P.E.I. voters have spoken, and it’s more bad news for Prime Minister Justin Trudeau. Premier-designate Dennis King, elected PC party leader a scant two months ago, won 12 seats in the Island’s 27-seat legislature, putting him in place to form a minority government.
After four terms in office, the incumbent Liberals were reduced to six seats — while the upstart Green Party scored an impressive eight to form the official opposition, the first time Greens have held this position in a Canadian Parliament.
King’s victory marks the fifth time that voters tossed a provincial Liberal government since Trudeau took office. B.C. was the first stronghold to crumble, when the NDP’s Jim Horgan bested Liberal Christy Clark in 2017. A year later the dominoes really started to fall, with Ontario, New Brunswick and Quebec all shedding their Liberal rulers within the space of six months. Out went Liberals Kathleen Wynne, Brian Gallant and Philippe Couillard; in came Progressive Conservatives Doug Ford and Blaine Higgs, and the populist Coalition Avenir Quebec leader, Francois Legault.
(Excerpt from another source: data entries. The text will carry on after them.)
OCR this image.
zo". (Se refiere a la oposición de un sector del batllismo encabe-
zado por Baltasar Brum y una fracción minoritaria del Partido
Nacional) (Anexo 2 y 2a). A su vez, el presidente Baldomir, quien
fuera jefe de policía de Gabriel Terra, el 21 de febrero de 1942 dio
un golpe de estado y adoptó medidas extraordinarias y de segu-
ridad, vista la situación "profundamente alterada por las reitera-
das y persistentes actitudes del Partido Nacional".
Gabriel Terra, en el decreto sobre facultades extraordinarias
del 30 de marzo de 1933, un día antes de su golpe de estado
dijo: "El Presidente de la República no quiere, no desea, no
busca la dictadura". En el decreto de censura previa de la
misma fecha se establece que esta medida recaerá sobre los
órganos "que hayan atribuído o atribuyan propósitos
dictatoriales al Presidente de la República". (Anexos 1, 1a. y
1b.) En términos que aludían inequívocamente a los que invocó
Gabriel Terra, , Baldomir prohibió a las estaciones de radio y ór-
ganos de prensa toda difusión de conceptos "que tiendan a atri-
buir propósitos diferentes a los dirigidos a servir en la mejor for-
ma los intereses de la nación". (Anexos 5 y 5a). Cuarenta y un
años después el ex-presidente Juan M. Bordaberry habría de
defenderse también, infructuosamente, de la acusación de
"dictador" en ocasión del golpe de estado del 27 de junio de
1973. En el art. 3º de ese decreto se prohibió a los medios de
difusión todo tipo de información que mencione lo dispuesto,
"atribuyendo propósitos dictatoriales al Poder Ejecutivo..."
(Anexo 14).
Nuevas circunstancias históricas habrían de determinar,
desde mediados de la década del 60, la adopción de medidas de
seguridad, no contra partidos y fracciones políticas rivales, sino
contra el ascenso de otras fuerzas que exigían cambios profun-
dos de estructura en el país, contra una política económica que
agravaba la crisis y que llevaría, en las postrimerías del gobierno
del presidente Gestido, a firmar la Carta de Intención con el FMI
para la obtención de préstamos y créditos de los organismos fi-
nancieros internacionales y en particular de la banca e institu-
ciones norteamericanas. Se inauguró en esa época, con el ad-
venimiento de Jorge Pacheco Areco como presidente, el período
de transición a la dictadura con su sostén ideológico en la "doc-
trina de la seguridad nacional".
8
Compounding Trudeau’s woes was the election of United Conservative Party leader Jason Kenney last week in Alberta, replacing the NDP’s Rachel Notley. Together with Ford, Higgs, Manitoba PC Premier Brian Pallister and Saskatchewan Party Premier Scott Moe, Kenney and company now present a veritable blue swamp in which Trudeau threatens to founder. Add P.E.I. to the mix, and there are now only three Liberal premiers left in the country. That number could be reduced to two on May 16, when Newfoundland and Labrador goes to the polls. If Newfoundland votes Tory, then there will be seven right-of-centre governments staring at Trudeau around the federal table — and you can bet they won’t be smiling.